There was no chance to understand that they had already passed the state exam, or to overcome the stress that their families had to go through during the sleepless nights due to their studies, plus the physical exhaustion of the days they were in the hospital, even the day before the year-end exercise.

"This whole process was very hard for us, we did not have the dreamed gala in which we receive the title, or the longed-for group party in which we said goodbye to student life and, much less, we had vacations. As we would say, we burned stages!

"My arrival in the red zone did not affect me as much, perhaps as it did other graduates, because I had been there as a student a few months before, so I knew the work I had to do and I was not afraid. The only thing left for me to do was to take care of myself so as not to get infected and bring the virus to my family.

"At home, they saw it from another perspective, for them it is difficult, the worries increase, my health and the health of those who live with me depended on me. It was complex, but it's all a matter of adapting. I am a doctor, that is my job, my duty, and I have to be there for my patients. That's all I kept repeating to myself and them.

"When you face the red zone you show your worth as a human being, that's when you can understand what your patients go through, and what sensitivity, solidarity is; because you have to understand the pain of others, help alleviate that pain and transmit hope at all times.

"We also feel fear, and we take care of ourselves, we protect ourselves to the maximum, and even so it becomes inevitable at times that we get infected because nobody's life can wait when you have to come to their aid, and we run out and without realizing it we forget the mask just because a person needs first aid; we can't get into a debate at that moment. But the people in the street, in their homes, do have that time and they don't use it".
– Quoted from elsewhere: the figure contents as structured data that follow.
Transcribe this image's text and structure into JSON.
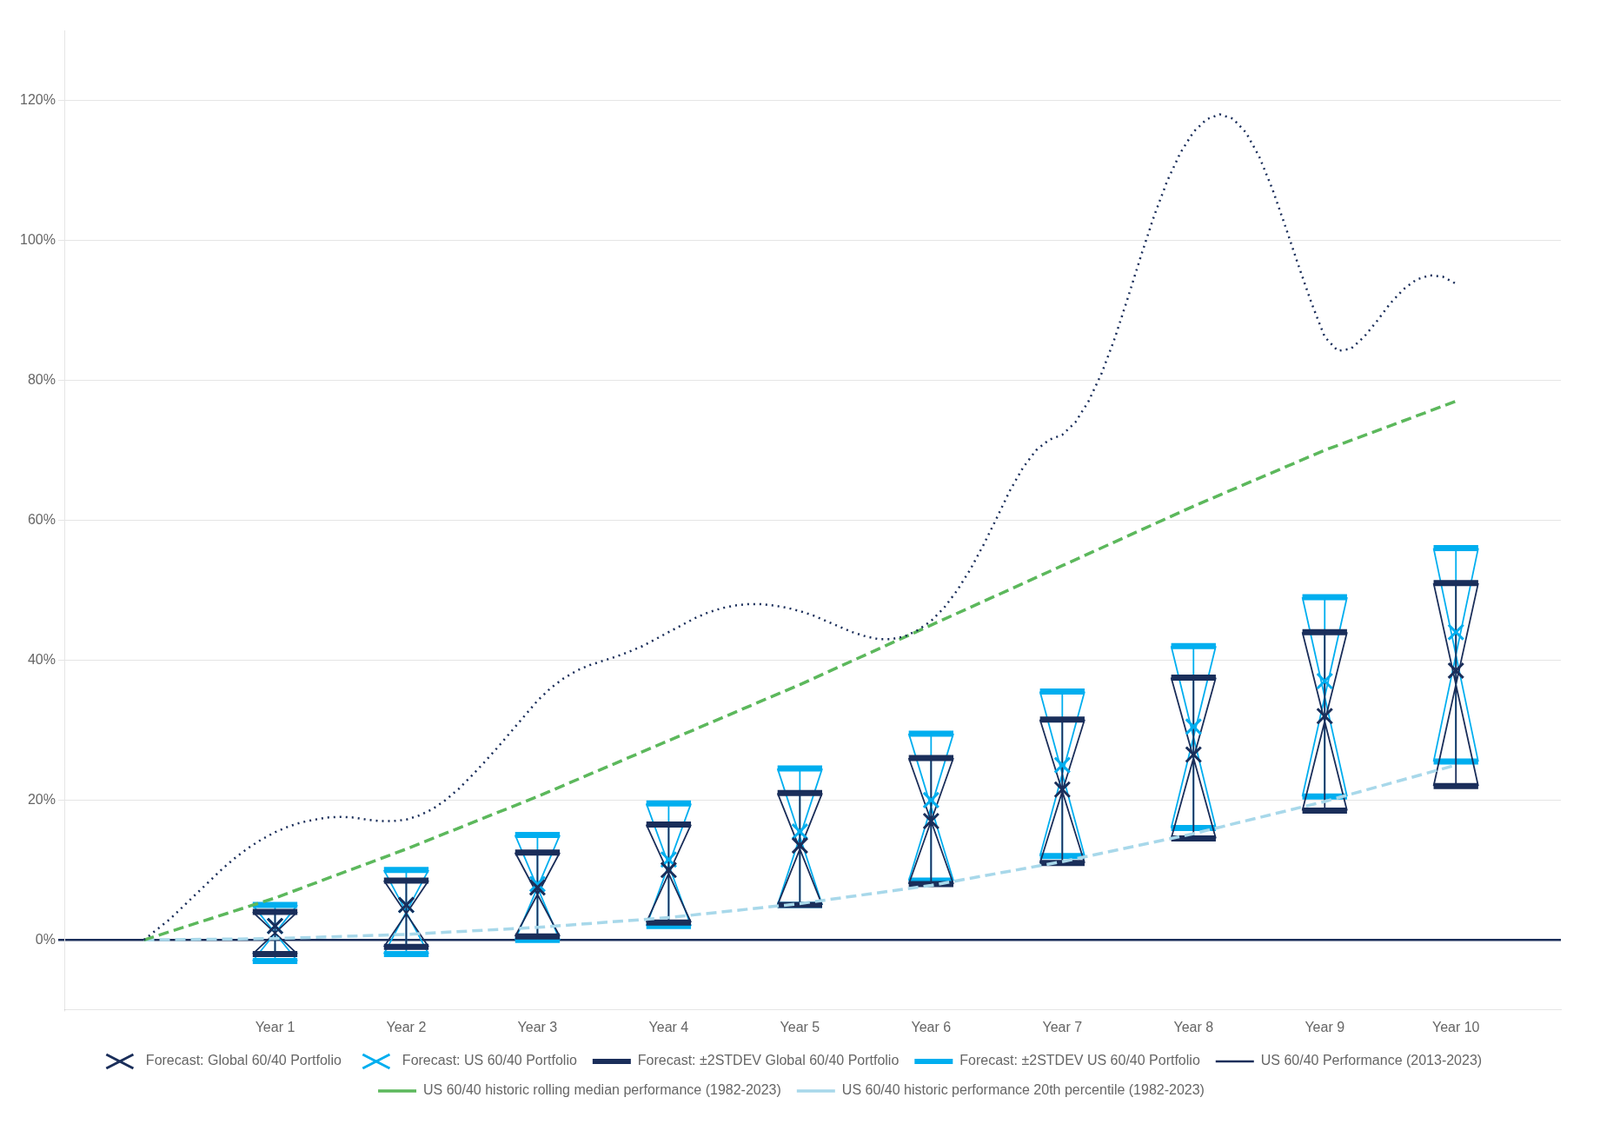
{
  "chart_data": {
    "type": "line",
    "xlim": [
      -0.6,
      10.8
    ],
    "xticks": [
      {
        "value": 1,
        "label": "Year 1"
      },
      {
        "value": 2,
        "label": "Year 2"
      },
      {
        "value": 3,
        "label": "Year 3"
      },
      {
        "value": 4,
        "label": "Year 4"
      },
      {
        "value": 5,
        "label": "Year 5"
      },
      {
        "value": 6,
        "label": "Year 6"
      },
      {
        "value": 7,
        "label": "Year 7"
      },
      {
        "value": 8,
        "label": "Year 8"
      },
      {
        "value": 9,
        "label": "Year 9"
      },
      {
        "value": 10,
        "label": "Year 10"
      }
    ],
    "ylim": [
      -0.1,
      1.3
    ],
    "yticks": [
      {
        "value": 0.0,
        "label": "0%"
      },
      {
        "value": 0.2,
        "label": "20%"
      },
      {
        "value": 0.4,
        "label": "40%"
      },
      {
        "value": 0.6,
        "label": "60%"
      },
      {
        "value": 0.8,
        "label": "80%"
      },
      {
        "value": 1.0,
        "label": "100%"
      },
      {
        "value": 1.2,
        "label": "120%"
      }
    ],
    "grid": "y",
    "legend": "bottom",
    "series": [
      {
        "name": "Forecast: Global 60/40 Portfolio",
        "type": "scatter",
        "marker": "x",
        "color": "#1a2e5a",
        "x": [
          1,
          2,
          3,
          4,
          5,
          6,
          7,
          8,
          9,
          10
        ],
        "values": [
          0.02,
          0.05,
          0.075,
          0.1,
          0.135,
          0.17,
          0.215,
          0.265,
          0.32,
          0.385
        ]
      },
      {
        "name": "Forecast: ±2STDEV Global 60/40 Portfolio",
        "type": "range",
        "color": "#1a2e5a",
        "x": [
          1,
          2,
          3,
          4,
          5,
          6,
          7,
          8,
          9,
          10
        ],
        "upper": [
          0.04,
          0.085,
          0.125,
          0.165,
          0.21,
          0.26,
          0.315,
          0.375,
          0.44,
          0.51
        ],
        "lower": [
          -0.02,
          -0.01,
          0.005,
          0.025,
          0.05,
          0.08,
          0.11,
          0.145,
          0.185,
          0.22
        ]
      },
      {
        "name": "Forecast: US 60/40 Portfolio",
        "type": "scatter",
        "marker": "x",
        "color": "#00aeef",
        "x": [
          1,
          2,
          3,
          4,
          5,
          6,
          7,
          8,
          9,
          10
        ],
        "values": [
          0.02,
          0.05,
          0.08,
          0.115,
          0.155,
          0.2,
          0.25,
          0.305,
          0.37,
          0.44
        ]
      },
      {
        "name": "Forecast: ±2STDEV US 60/40 Portfolio",
        "type": "range",
        "color": "#00aeef",
        "x": [
          1,
          2,
          3,
          4,
          5,
          6,
          7,
          8,
          9,
          10
        ],
        "upper": [
          0.05,
          0.1,
          0.15,
          0.195,
          0.245,
          0.295,
          0.355,
          0.42,
          0.49,
          0.56
        ],
        "lower": [
          -0.03,
          -0.02,
          0.0,
          0.02,
          0.05,
          0.085,
          0.12,
          0.16,
          0.205,
          0.255
        ]
      },
      {
        "name": "US 60/40 Performance (2013-2023)",
        "type": "line",
        "line_style": "dotted",
        "color": "#1a2e5a",
        "x": [
          0,
          0.1,
          0.2,
          0.3,
          0.4,
          0.5,
          0.6,
          0.7,
          0.8,
          0.9,
          1.0,
          1.1,
          1.2,
          1.3,
          1.4,
          1.5,
          1.6,
          1.7,
          1.8,
          1.9,
          2.0,
          2.1,
          2.2,
          2.3,
          2.4,
          2.5,
          2.6,
          2.7,
          2.8,
          2.9,
          3.0,
          3.1,
          3.2,
          3.3,
          3.4,
          3.5,
          3.6,
          3.7,
          3.8,
          3.9,
          4.0,
          4.1,
          4.2,
          4.3,
          4.4,
          4.5,
          4.6,
          4.7,
          4.8,
          4.9,
          5.0,
          5.1,
          5.2,
          5.3,
          5.4,
          5.5,
          5.6,
          5.7,
          5.8,
          5.9,
          6.0,
          6.1,
          6.2,
          6.3,
          6.4,
          6.5,
          6.6,
          6.7,
          6.8,
          6.9,
          7.0,
          7.1,
          7.2,
          7.3,
          7.4,
          7.5,
          7.6,
          7.7,
          7.8,
          7.9,
          8.0,
          8.1,
          8.2,
          8.3,
          8.4,
          8.5,
          8.6,
          8.7,
          8.8,
          8.9,
          9.0,
          9.1,
          9.2,
          9.3,
          9.4,
          9.5,
          9.6,
          9.7,
          9.8,
          9.9,
          10.0
        ],
        "values": [
          0,
          0.015,
          0.03,
          0.048,
          0.066,
          0.084,
          0.102,
          0.118,
          0.132,
          0.144,
          0.154,
          0.162,
          0.168,
          0.172,
          0.175,
          0.176,
          0.175,
          0.172,
          0.17,
          0.17,
          0.172,
          0.178,
          0.187,
          0.2,
          0.216,
          0.235,
          0.255,
          0.276,
          0.298,
          0.32,
          0.342,
          0.36,
          0.374,
          0.385,
          0.393,
          0.399,
          0.405,
          0.412,
          0.42,
          0.43,
          0.44,
          0.45,
          0.46,
          0.468,
          0.474,
          0.478,
          0.48,
          0.48,
          0.478,
          0.475,
          0.47,
          0.464,
          0.456,
          0.448,
          0.44,
          0.434,
          0.43,
          0.43,
          0.434,
          0.443,
          0.456,
          0.475,
          0.5,
          0.53,
          0.565,
          0.603,
          0.642,
          0.675,
          0.7,
          0.715,
          0.722,
          0.74,
          0.77,
          0.81,
          0.86,
          0.918,
          0.978,
          1.035,
          1.085,
          1.125,
          1.155,
          1.173,
          1.18,
          1.174,
          1.154,
          1.12,
          1.074,
          1.02,
          0.964,
          0.91,
          0.862,
          0.842,
          0.845,
          0.862,
          0.885,
          0.91,
          0.93,
          0.944,
          0.95,
          0.948,
          0.938
        ]
      },
      {
        "name": "US 60/40 historic rolling median performance (1982-2023)",
        "type": "line",
        "line_style": "dashed",
        "color": "#5cb85c",
        "x": [
          0,
          1,
          2,
          3,
          4,
          5,
          6,
          7,
          8,
          9,
          10
        ],
        "values": [
          0,
          0.06,
          0.13,
          0.205,
          0.285,
          0.365,
          0.45,
          0.535,
          0.62,
          0.7,
          0.77
        ]
      },
      {
        "name": "US 60/40 historic performance 20th percentile (1982-2023)",
        "type": "line",
        "line_style": "dashed",
        "color": "#a8d8ea",
        "x": [
          0,
          1,
          2,
          3,
          4,
          5,
          6,
          7,
          8,
          9,
          10
        ],
        "values": [
          0,
          0.002,
          0.008,
          0.018,
          0.032,
          0.052,
          0.078,
          0.112,
          0.152,
          0.198,
          0.25
        ]
      }
    ]
  }
}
Empty streets are not to anyone's liking, but hearing a siren go off is torturous, we don't know who is in that ambulance if we know them at all. It hurts more the losses, the aftermath, the sleepless nights, the shortage of oxygen...

"My advice to the population is to take care of themselves, to take extreme hygienic measures and comply with social distancing because if we do that we can avoid the loss of so many human lives. It is painful to know that you lose a patient and it hurts much more to know that while we leave our souls in those hot suits, there are people who are capable of lowering their masks to smoke".